L’ADEME, Agence française pour la transition écologique, vient de publier un bilan très détaillé des gaz à effet de serre du secteur en France. Au total, les émissions du secteur du tourisme en France se sont élevées à 118 millions de tonnes de CO2 équivalent en 2018. Cela correspond aux émissions de gaz à effet de serre (GES) de 11 millions de français sur une année entière. La part des émissions du bilan GES qui ont lieu sur le territoire national (50 millions de tonnes de CO2 équivalent) représente 11% de l’inventaire national d’émissions de GES en France, pour un poids de 7,4% du PIB. Plus des trois quarts de ces émissions (77%) sont générés par le transport. L’ADEME identifie trois pistes d’action pour la réduction des émissions de GES du tourisme en France, autour de trois grands leviers classiques : la sobriété (diminuer la longueur d’un trajet, un nombre de visites, une quantité de biens achetés), l’efficacité énergétique, l’intensité carbone par unité d’énergie.
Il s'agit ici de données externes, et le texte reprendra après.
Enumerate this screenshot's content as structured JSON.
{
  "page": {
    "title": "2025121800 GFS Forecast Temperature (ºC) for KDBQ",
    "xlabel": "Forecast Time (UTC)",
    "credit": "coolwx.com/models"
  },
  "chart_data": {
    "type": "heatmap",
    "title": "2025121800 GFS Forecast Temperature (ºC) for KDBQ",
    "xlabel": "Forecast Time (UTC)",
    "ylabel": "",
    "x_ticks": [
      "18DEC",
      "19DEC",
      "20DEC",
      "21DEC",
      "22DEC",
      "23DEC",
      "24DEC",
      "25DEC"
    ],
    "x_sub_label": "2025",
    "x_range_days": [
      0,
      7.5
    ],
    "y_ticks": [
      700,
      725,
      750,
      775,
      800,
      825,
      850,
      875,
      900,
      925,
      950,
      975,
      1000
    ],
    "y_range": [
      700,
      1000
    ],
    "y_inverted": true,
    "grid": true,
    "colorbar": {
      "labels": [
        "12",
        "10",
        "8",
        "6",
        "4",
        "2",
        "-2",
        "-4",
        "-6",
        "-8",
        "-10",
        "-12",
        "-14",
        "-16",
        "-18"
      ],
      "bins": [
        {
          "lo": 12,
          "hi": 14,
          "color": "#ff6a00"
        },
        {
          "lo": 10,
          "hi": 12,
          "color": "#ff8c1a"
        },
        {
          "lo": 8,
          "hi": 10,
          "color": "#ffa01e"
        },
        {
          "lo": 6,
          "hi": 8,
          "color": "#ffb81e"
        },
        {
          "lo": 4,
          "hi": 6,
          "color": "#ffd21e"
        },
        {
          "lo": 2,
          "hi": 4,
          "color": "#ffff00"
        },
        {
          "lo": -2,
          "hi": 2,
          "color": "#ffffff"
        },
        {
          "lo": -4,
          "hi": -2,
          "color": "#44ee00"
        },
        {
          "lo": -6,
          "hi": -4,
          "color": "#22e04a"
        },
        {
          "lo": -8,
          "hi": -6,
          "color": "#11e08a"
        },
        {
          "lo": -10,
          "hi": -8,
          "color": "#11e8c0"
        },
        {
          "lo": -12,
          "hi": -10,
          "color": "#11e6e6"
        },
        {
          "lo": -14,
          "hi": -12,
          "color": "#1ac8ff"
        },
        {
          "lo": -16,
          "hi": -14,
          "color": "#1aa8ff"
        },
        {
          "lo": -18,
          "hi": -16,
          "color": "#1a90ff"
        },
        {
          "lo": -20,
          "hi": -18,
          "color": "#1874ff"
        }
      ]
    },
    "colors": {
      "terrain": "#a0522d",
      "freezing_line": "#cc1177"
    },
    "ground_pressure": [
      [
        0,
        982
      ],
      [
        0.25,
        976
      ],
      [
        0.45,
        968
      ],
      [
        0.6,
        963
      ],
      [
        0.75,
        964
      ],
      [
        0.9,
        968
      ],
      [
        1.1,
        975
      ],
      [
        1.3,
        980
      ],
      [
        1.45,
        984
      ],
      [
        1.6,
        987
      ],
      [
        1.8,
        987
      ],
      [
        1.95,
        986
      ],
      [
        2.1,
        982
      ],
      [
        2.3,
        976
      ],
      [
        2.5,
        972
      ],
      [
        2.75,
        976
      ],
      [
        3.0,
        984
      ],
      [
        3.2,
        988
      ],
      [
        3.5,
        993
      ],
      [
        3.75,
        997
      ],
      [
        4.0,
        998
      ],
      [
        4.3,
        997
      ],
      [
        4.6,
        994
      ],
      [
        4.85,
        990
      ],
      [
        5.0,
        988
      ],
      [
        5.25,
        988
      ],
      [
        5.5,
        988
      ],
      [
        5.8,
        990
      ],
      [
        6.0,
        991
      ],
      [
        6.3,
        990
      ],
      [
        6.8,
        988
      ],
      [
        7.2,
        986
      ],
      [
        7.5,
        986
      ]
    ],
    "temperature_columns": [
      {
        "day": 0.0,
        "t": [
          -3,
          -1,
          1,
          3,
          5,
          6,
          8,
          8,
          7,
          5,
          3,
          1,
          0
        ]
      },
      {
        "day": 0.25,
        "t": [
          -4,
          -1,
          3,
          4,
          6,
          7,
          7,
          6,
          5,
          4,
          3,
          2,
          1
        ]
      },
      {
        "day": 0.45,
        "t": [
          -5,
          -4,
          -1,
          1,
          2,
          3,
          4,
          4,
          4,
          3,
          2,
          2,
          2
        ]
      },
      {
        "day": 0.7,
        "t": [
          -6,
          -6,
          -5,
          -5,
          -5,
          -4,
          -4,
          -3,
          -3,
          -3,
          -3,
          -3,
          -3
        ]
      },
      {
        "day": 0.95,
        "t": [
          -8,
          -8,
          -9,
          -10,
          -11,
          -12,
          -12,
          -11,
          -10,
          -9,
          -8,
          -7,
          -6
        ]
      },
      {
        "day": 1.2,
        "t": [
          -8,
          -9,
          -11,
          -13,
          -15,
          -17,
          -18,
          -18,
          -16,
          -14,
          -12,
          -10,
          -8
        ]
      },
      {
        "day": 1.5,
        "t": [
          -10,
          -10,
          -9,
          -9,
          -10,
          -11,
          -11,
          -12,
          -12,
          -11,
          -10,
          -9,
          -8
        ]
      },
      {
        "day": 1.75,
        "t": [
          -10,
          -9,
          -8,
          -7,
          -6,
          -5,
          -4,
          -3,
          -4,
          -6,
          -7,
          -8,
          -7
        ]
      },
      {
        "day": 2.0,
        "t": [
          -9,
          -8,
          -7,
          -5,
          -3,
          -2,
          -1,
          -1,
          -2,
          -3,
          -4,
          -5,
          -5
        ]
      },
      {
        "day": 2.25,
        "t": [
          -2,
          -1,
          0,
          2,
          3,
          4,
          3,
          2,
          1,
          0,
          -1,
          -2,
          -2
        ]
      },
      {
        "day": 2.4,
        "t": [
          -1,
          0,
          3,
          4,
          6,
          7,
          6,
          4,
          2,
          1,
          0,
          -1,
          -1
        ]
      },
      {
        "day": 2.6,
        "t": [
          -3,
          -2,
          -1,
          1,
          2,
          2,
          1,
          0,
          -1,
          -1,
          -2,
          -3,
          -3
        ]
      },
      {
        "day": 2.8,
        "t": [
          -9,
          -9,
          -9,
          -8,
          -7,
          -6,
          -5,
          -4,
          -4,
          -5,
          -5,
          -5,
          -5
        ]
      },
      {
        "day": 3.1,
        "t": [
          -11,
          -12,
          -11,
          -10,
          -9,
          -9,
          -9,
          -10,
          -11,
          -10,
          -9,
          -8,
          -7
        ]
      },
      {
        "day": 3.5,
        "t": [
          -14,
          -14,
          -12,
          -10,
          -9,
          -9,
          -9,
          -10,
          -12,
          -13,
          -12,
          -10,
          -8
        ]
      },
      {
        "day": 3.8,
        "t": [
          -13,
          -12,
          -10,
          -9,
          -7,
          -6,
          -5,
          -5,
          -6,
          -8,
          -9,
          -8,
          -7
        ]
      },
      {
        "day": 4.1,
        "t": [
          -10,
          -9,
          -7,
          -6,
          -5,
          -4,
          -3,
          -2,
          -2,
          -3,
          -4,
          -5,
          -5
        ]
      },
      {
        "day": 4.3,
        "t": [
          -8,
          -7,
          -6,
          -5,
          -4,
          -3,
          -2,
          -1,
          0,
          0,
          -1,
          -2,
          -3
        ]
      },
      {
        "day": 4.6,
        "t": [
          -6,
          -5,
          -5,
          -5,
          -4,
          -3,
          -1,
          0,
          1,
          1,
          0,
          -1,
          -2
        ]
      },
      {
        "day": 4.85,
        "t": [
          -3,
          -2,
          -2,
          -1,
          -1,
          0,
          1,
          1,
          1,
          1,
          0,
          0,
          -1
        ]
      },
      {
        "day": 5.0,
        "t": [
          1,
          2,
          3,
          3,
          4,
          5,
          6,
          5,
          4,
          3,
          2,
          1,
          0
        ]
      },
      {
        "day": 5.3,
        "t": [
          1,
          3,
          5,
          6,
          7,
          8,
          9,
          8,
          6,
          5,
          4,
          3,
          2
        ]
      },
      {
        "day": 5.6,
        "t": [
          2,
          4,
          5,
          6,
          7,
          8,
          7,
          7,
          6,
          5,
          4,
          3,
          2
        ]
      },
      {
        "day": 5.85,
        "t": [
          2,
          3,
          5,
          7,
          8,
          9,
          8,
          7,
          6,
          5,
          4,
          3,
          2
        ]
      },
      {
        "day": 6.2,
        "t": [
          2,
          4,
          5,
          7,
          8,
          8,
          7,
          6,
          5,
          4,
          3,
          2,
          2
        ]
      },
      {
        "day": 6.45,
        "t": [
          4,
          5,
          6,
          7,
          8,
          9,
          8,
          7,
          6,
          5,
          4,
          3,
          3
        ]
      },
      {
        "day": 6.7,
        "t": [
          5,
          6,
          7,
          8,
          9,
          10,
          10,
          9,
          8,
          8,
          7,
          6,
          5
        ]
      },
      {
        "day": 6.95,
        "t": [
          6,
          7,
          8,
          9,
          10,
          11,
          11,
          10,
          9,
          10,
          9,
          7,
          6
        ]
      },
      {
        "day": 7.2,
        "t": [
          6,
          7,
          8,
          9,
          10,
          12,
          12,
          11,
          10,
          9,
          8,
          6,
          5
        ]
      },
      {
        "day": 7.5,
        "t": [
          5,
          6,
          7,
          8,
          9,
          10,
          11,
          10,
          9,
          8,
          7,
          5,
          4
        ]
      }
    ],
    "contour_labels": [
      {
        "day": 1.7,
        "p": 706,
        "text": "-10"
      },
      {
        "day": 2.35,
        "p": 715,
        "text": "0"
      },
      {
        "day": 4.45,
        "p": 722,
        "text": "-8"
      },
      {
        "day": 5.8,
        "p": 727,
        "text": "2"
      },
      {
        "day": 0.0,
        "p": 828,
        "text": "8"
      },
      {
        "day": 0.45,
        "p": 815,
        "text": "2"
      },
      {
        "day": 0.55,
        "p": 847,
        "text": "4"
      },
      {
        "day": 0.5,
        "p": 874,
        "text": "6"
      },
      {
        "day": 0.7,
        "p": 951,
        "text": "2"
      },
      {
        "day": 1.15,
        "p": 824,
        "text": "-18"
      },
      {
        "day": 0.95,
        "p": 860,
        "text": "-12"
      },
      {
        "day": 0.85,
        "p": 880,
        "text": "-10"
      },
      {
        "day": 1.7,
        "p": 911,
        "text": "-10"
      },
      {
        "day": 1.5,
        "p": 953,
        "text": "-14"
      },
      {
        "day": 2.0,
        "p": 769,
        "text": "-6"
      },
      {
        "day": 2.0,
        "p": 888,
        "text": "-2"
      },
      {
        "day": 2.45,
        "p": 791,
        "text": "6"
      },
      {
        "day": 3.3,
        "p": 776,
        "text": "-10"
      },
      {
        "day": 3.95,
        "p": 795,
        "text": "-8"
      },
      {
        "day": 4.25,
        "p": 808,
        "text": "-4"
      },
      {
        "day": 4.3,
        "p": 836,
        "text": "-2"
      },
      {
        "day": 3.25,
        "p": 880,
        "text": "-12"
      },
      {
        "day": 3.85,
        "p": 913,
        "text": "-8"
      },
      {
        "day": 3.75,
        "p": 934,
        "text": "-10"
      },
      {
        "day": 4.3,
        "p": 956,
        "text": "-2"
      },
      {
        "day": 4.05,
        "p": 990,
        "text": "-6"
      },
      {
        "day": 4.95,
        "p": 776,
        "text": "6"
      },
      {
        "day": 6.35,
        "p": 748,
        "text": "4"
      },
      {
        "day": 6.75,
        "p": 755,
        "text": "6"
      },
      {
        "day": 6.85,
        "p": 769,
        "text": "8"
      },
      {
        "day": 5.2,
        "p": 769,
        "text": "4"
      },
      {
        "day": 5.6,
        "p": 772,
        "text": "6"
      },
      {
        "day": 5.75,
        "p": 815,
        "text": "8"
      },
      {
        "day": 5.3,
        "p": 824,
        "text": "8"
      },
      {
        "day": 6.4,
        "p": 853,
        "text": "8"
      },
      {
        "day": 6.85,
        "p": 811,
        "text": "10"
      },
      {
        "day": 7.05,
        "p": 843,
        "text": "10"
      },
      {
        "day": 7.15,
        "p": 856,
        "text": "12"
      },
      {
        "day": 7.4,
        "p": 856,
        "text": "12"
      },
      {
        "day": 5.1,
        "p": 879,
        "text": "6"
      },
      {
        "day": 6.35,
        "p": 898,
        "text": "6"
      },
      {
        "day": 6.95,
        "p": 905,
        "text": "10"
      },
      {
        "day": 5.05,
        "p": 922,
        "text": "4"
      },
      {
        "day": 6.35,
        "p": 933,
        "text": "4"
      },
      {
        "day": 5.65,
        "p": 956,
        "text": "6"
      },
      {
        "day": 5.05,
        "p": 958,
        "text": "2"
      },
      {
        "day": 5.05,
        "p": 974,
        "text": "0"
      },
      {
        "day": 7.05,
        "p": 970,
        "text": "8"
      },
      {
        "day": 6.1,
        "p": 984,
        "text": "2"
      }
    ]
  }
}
Les préconisations du Conseil européen vont beaucoup plus loin, préconisant l’utilisation de la data et de l’intelligence artificielle au service d’un tourisme intelligent.
Concrètement, il s’agirait d’améliorer la connectivité et le voyage multimodal, de promouvoir les nouvelles technologies, la digitalisation et le partage des données pour mieux comprendre et répondre aux besoins émergents des consommateurs et s’y adapter – et donc améliorer, in fine la planification du développement touristique et la gestion intelligente des flux touristiques.
Le Smart tourism devrait permettre une gestion équilibrée de flux touristiques toujours croissants sur le continent européen pour les rationnaliser. La fin des pailles en plastique ne saurait suffire.